For the Jews of Paul’s day, the ideas that Jesus was Messiah and that Jesus died went together about as well as oil and water. The Messiah wasn’t going to die. Period. The Messiah was going to be a conquering hero. As far as the Jews in the first century thought, Jesus’ death on the cross proved beyond a shadow of doubt that He wasn’t the Messiah. Even His own followers were completely disillusioned by His death. They were sad about it, but it also meant they were wrong about Him. For the Gentiles of Paul’s day, on the other hand, the notion that a god could be somehow subject to human judgment and suffer such ignominy was just crazy talk. It was such a silly idea that most folks wouldn’t even give it the time of day. Those who would generally on did so they could mock it.

And yet, Paul goes on to add this: “Yet to those who are called, both Jews and Greeks, Christ is the power of God and the wisdom of God, because God’s foolishness is wiser than human wisdom, and God’s weakness is stronger than human strength.”

Here in Hebrews, the author is unpacking his quoting Psalm 8. This is all in the context of explaining why Jesus is greater than the angels. He’s using Psalm 8 (“You made him lower than the angels for a short time; you crowned him with glory and honor and subjected everything under his feet.”) to help him explain how Jesus could be greater than the angels in glory in an ultimate sense even though in the minds of his audience, the exact opposite seems to be true. He’s explaining the glory of Jesus in spite of the fact that the world still looks like it does. What he argues is that Jesus’ death is precisely what makes Him so great.

Listen again to what he says: “But we do see Jesus – made lower than the angels for a short time so that by God’s grace he might taste death for everyone – crowned with glory and honor because he suffered death.” God lowered Jesus’ apparent esteem so that even the angels seemed more glorious than Him for a season so that He “might taste death for everyone.” That is, God took on human flesh in Christ (and humans are definitely lower than angels…for now) so that He could die in our place. But He is now crowned with glory and honor because He suffered death. Again, His death is what makes Him great.

But why? Why would His death be the thing that makes Him so great? Because He rose again. Death was and always has been the great foe of humanity. Jesus defeated death decisively. When He died, He did not stay dead. Death’s grip had always been like iron. When Jesus rose on the third day, though, He did not merely loosen death’s iron grip. He shattered it. He broke it so thoroughly that it cannot any longer hold anyone who doesn’t voluntarily remain held by it by refusing to place their trust in His shattering of it. Had Jesus not died, He couldn’t have risen, and His greatness would be severely muted.

There’s more. Jesus’ death reflects the incredible humility and love of our God. His love for us was and is so great that He was willing to pay Himself the price we owed in order to have our relationship with Him restored to its pre-sin glory. His humility was such that He wasn’t willing to delegate that terrible duty to anyone else. He took it on Himself.

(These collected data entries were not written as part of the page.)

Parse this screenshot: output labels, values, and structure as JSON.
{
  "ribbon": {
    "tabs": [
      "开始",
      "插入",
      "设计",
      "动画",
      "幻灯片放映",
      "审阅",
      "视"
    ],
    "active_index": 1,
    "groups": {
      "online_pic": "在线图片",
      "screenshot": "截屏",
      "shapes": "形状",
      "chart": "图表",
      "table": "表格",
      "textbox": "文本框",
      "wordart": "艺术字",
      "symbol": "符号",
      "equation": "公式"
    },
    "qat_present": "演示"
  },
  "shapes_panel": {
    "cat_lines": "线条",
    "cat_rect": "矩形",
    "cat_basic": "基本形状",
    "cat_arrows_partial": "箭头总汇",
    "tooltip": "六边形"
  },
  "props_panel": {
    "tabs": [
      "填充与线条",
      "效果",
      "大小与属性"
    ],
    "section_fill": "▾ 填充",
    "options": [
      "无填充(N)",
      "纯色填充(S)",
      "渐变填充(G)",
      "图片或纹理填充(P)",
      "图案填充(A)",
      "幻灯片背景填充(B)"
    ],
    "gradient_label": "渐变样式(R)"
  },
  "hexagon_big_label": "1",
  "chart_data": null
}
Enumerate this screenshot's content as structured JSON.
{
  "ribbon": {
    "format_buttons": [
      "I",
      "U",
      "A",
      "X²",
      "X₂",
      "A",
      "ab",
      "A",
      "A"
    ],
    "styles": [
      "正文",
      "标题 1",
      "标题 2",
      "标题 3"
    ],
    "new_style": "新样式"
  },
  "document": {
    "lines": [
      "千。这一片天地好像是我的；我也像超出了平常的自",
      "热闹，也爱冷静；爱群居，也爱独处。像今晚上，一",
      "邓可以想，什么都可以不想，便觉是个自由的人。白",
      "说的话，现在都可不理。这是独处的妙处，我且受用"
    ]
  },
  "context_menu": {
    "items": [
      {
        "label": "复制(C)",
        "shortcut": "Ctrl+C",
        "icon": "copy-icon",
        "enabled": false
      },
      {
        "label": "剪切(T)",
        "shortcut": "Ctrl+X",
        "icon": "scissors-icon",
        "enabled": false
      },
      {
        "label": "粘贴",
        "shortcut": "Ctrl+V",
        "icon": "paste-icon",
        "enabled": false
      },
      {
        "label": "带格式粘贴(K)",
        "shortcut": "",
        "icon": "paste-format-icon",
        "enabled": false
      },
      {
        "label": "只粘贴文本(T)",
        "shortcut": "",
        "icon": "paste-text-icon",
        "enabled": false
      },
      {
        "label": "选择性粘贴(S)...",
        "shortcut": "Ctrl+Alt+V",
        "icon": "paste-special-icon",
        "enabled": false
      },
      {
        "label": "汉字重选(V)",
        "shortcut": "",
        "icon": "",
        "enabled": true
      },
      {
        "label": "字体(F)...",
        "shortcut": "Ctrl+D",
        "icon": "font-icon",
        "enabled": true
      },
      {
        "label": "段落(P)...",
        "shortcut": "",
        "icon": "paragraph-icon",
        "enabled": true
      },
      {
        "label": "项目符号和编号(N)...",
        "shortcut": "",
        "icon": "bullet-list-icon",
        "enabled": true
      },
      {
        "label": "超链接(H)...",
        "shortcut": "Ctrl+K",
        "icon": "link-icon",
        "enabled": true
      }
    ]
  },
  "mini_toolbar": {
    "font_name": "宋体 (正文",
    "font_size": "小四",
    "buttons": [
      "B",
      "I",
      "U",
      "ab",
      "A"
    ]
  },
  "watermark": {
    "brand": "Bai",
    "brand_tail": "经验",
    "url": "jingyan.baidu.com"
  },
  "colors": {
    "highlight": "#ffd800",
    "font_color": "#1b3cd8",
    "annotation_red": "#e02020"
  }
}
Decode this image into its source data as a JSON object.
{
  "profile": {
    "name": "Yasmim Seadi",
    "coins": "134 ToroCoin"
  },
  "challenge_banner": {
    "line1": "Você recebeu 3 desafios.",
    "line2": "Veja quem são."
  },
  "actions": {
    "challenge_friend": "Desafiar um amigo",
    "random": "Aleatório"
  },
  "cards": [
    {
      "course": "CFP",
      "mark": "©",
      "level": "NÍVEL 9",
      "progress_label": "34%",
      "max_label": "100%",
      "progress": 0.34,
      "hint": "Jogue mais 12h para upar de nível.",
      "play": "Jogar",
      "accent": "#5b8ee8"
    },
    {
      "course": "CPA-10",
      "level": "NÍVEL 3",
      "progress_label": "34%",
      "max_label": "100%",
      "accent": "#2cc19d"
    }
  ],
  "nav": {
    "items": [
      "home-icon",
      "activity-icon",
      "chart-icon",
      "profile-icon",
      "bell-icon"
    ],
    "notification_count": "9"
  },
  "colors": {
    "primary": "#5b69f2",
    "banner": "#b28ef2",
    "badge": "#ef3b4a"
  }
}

This is all part of the folly of the cross for Gentiles Paul mentioned. In their mind, the idea that the gods loved people was silly. To add to that the thought they served people themselves just made it worse. That they would serve them by dying for them was insane. It was insane…and insanely attractive. It speaks of the value this God believes you have. A God who would die for you in order to defeat death so you didn’t have to face its terrible power would have to be the greatest, most glorious God there is. He is definitely a God worth following. Well, He is definitely a God worth following. He is worthy of your devotion and praise. He is worthy of your life.